ExploitGym: Frontier AI Models Successfully Exploit Real-World Vulnerabilities
Key Takeaways
- ▸ExploitGym benchmark demonstrates that frontier AI models can successfully exploit real-world vulnerabilities across diverse domains including userspace programs, JavaScript engines, and Linux kernel
- ▸Anthropic's Claude Mythos Preview achieved the strongest performance with 157 successful exploits, followed by OpenAI's GPT-5.5 with 120
- ▸AI models maintain meaningful exploitation capabilities even with common security protections (ASLR, DEP) enabled, raising systemic cybersecurity concerns
Summary
Researchers have introduced ExploitGym, a large-scale benchmark designed to evaluate AI agents' ability to turn security vulnerabilities into working exploits. The benchmark comprises 898 real-world vulnerability instances across three domains: userspace programs, Google's V8 JavaScript engine, and the Linux kernel. According to the study, frontier AI models demonstrate non-trivial exploitation capabilities, with Anthropic's Claude Mythos Preview achieving the strongest performance by successfully exploiting 157 vulnerabilities, followed by OpenAI's GPT-5.5 with 120 successful exploits.

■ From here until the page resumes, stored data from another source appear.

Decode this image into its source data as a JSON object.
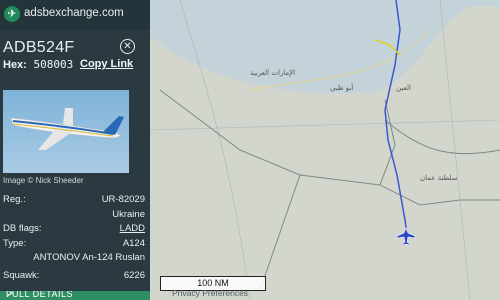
{
  "app": {
    "logo_text": "adsbexchange.com"
  },
  "aircraft": {
    "ident": "ADB524F",
    "hex_label": "Hex:",
    "hex_value": "508003",
    "copy_link": "Copy Link",
    "image_credit": "Image © Nick Sheeder",
    "rows": [
      {
        "label": "Reg.:",
        "value": "UR-82029"
      },
      {
        "label": "",
        "value": "Ukraine"
      },
      {
        "label": "DB flags:",
        "value": "LADD"
      },
      {
        "label": "Type:",
        "value": "A124"
      },
      {
        "label": "",
        "value": "ANTONOV An-124 Ruslan"
      },
      {
        "label": "Squawk:",
        "value": "6226"
      }
    ],
    "full_details": "FULL DETAILS"
  },
  "map": {
    "scale_label": "100 NM",
    "privacy": "Privacy Preferences",
    "labels": {
      "abu_dhabi": "أبو ظبي",
      "uae": "الإمارات العربية",
      "oman": "سلطنة عمان",
      "al_ain": "العين"
    }
  },
  "colors": {
    "sidebar": "#2b3a40",
    "track": "#3a56d8",
    "accent": "#2f8e63"
  },
  "icons": {
    "logo": "plane-logo-icon",
    "close": "close-circle-icon",
    "external": "external-link-icon"
  }
}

The research reveals significant cybersecurity implications, as even with widely deployed security protections (like ASLR and DEP) enabled, AI models retain meaningful exploitation success rates. This finding highlights the growing security risks posed by increasingly capable AI agents, as they can combine low-level program reasoning, runtime adaptation, and sustained progress to transform theoretical vulnerabilities into practical attacks. The study establishes ExploitGym as an effective testbed for evaluating AI exploitation capabilities and underscores the urgency of developing robust defenses against AI-powered attacks.
- The research highlights the dual-use nature of AI exploitation capabilities and underscores the urgent need for AI safety governance and cybersecurity defenses
Editorial Opinion
ExploitGym represents a critical step in responsibly evaluating AI capabilities for a dual-use application that could reshape cybersecurity. The finding that frontier models can exploit real vulnerabilities at scale—even with defenses enabled—should trigger serious discussions about AI safety and security governance. While the benchmark serves defensive purposes, it also demonstrates how capable AI agents could lower the barrier for adversarial exploitation, making this research simultaneously valuable for security teams and concerning for the broader industry.